## Title

4 posts / 0 new
chemistrysubjec...
Offline
Joined: 10/06/2007 - 22:31
Posts: 347
chemistrysubjec...
Offline
Joined: 10/06/2007 - 22:31
Posts: 347

How do you calculate reating masses?

I would use moles. for instance if you have 24 g of carbon and burn it, the equation is
C + O2 > CO2 (sorry can't do superscript and subscripts in this package).

RAM of carbon is 12 so 24 g is two moles.

Equation tells you one mole of carbon goes with one mole of oxygen to make one mole of carbon dioxide.

SO, two moles of carbon will make two moles of carbon dioxide. One mole of carbon dioxide is 44 g (Mr is 12 + 16 + 16).

SO, two moles of carbon dioxide has a mass of 88 g.

Energy cycles

Try to tell the story of the reaction.

methane + oxygen > carbon dioxide +water
CH4 + 2 O2 > CO2 + 2 H2O

If you start from the elements in their standard states and use them to make the substances in the equation (these are called the enthalpy change of formation), the difference between the energy given out by making the (methane and oxygen) and making the (carbon dioxide and water) is the energy change during the reaction.

Elements to CH4 and 2 O2 = X

Elements to CO2 and 2 H2O = Y

Energy change = Y - X

Watch out for the multipliers (since there are two mkoles of oxygen and two moles of carbon dioxide) and watchgnout for the negative numbers.

Alternatively you can do it by bond energy calculation.

Find the total energy required to break the bonds on the LHS. Call this A.

Find the total energy released when the bonds are formed on the RHS. Call this B.

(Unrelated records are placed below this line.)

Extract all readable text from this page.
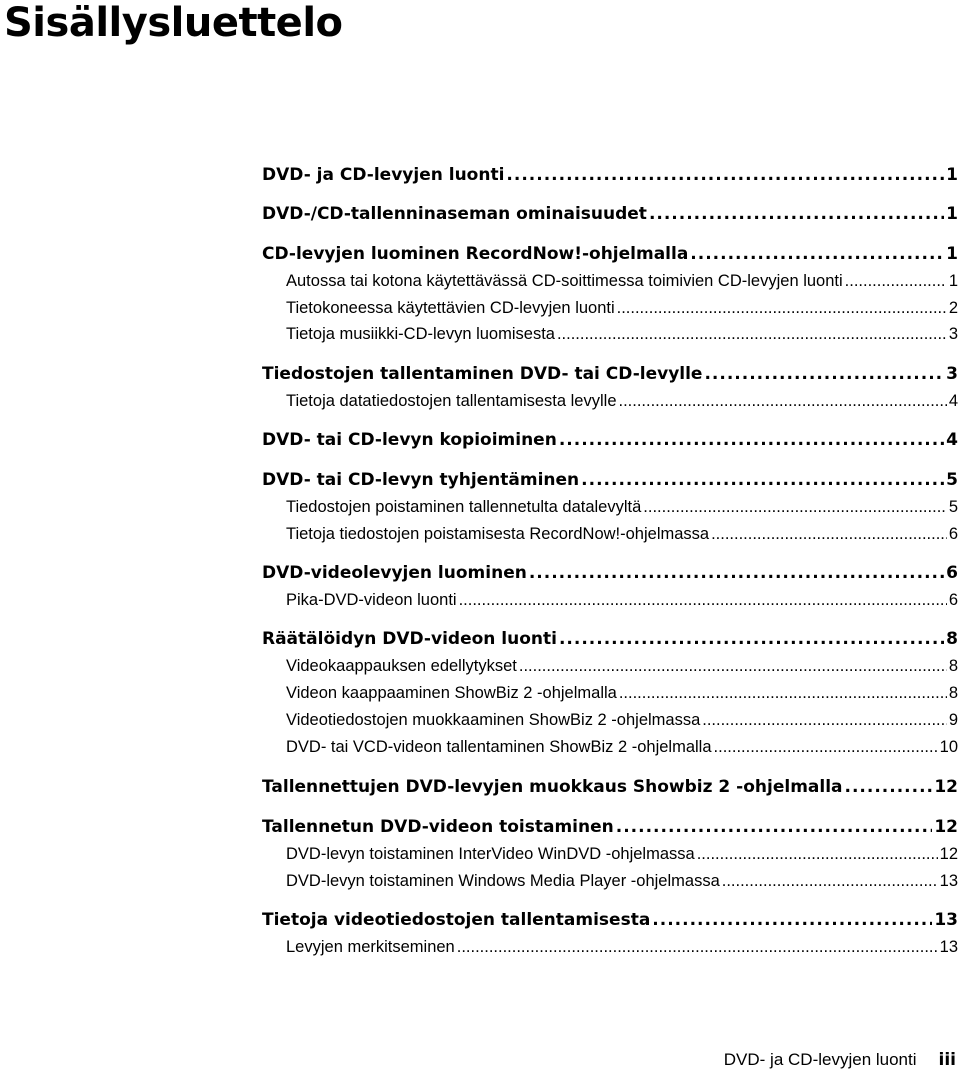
Sisällysluettelo
DVD- ja CD-levyjen luonti .....	1
DVD-/CD-tallenninaseman ominaisuudet .....	1
CD-levyjen luominen RecordNow!-ohjelmalla .....	1
Autossa tai kotona käytettävässä CD-soittimessa toimivien CD-levyjen luonti .....	1
Tietokoneessa käytettävien CD-levyjen luonti .....	2
Tietoja musiikki-CD-levyn luomisesta .....	3
Tiedostojen tallentaminen DVD- tai CD-levylle .....	3
Tietoja datatiedostojen tallentamisesta levylle .....	4
DVD- tai CD-levyn kopioiminen .....	4
DVD- tai CD-levyn tyhjentäminen .....	5
Tiedostojen poistaminen tallennetulta datalevyltä .....	5
Tietoja tiedostojen poistamisesta RecordNow!-ohjelmassa .....	6
DVD-videolevyjen luominen .....	6
Pika-DVD-videon luonti .....	6
Räätälöidyn DVD-videon luonti .....	8
Videokaappauksen edellytykset .....	8
Videon kaappaaminen ShowBiz 2 -ohjelmalla .....	8
Videotiedostojen muokkaaminen ShowBiz 2 -ohjelmassa .....	9
DVD- tai VCD-videon tallentaminen ShowBiz 2 -ohjelmalla .....	10
Tallennettujen DVD-levyjen muokkaus Showbiz 2 -ohjelmalla .....	12
Tallennetun DVD-videon toistaminen .....	12
DVD-levyn toistaminen InterVideo WinDVD -ohjelmassa .....	12
DVD-levyn toistaminen Windows Media Player -ohjelmassa .....	13
Tietoja videotiedostojen tallentamisesta .....	13
Levyjen merkitseminen .....	13
DVD- ja CD-levyjen luonti iii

Energy change in the reaction is A - B. If the energy released by the bonds being formed on RHS is larger than the energy required to break the bonds on the LHS, the reaction is exothermic and the sign for the energy change is negative.

Hess's Law says that the energy change during a reaction is the same no matter which route the reaction takes.

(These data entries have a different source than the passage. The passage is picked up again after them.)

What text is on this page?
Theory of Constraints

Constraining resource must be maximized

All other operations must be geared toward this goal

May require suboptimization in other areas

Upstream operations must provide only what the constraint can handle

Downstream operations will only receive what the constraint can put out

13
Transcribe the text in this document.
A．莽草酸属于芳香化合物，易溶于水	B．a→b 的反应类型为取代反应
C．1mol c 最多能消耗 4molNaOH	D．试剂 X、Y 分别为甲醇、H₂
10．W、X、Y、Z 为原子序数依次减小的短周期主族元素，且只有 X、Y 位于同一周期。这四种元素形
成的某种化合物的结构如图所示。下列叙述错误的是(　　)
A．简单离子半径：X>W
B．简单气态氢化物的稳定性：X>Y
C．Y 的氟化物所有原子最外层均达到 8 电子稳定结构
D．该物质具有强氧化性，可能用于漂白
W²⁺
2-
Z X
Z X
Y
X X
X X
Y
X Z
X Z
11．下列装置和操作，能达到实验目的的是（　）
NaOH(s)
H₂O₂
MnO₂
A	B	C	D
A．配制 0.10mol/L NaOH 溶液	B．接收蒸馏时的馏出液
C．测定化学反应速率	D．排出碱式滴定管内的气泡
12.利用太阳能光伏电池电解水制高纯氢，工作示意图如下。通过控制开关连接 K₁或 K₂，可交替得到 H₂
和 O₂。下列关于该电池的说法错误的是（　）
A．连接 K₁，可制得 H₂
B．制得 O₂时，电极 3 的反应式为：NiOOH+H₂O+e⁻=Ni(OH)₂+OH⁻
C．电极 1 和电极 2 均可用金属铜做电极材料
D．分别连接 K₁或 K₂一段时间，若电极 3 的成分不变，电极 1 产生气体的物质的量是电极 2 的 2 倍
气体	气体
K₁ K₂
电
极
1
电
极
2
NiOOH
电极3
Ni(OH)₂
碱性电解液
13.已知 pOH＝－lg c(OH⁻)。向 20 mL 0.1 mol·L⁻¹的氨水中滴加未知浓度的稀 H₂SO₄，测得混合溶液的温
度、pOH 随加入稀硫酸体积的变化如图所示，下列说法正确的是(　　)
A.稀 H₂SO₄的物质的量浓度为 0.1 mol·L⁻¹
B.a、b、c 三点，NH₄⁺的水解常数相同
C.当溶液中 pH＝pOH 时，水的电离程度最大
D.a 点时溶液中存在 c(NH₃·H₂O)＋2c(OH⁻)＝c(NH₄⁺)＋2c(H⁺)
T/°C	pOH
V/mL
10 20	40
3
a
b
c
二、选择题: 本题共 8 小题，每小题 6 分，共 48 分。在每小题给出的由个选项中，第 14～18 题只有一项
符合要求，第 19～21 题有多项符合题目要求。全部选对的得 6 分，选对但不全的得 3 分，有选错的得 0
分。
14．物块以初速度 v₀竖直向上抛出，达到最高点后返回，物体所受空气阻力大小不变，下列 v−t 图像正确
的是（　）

In other words, then enrgy change for a two step reaction is the same as the energy change for each of the steps added together. Like all the best laws, it is common sense.

Link between equilibrium data and kinetic data.

A bit complicated but....

At equilibrium the rate of the forward reaction = the rate of the backward reaction.

As an example,for the equilibrium between
A + B and C + D
Rate forward = kf x [A] x [B]
Rate backward = kb x [C] x [D]

If both rates are the same,
kf x [A] x [B]=kb x [C] x [D]

SO if we get both the rate constants together,

kf / kb = {[C] x [D]} / {[A] x [B]}

If we call the ratio of the rate constants "Kc", we have the well known expression for equilibrium constant.

Hope this helps. It is difficult to do this very quickly but I know you are in a rush for your exam.

If it helps, great. If not, come back on the site and explain step by step what you find difficult (and which exam you are heading for) and I will try to help you more slowly and carefully.

Emily222115
Offline
Joined: 08/01/2009 - 17:39
Posts: 2

Thank - you very much!

It was kind of you to spend time helping me.

I understood everything and it helped me very much in my exam.

:D

chemistrysubjec...
Offline
Joined: 10/06/2007 - 22:31
Posts: 347

Glad it helped. If there is anything else that you need help with, please get back online and I will try to help you.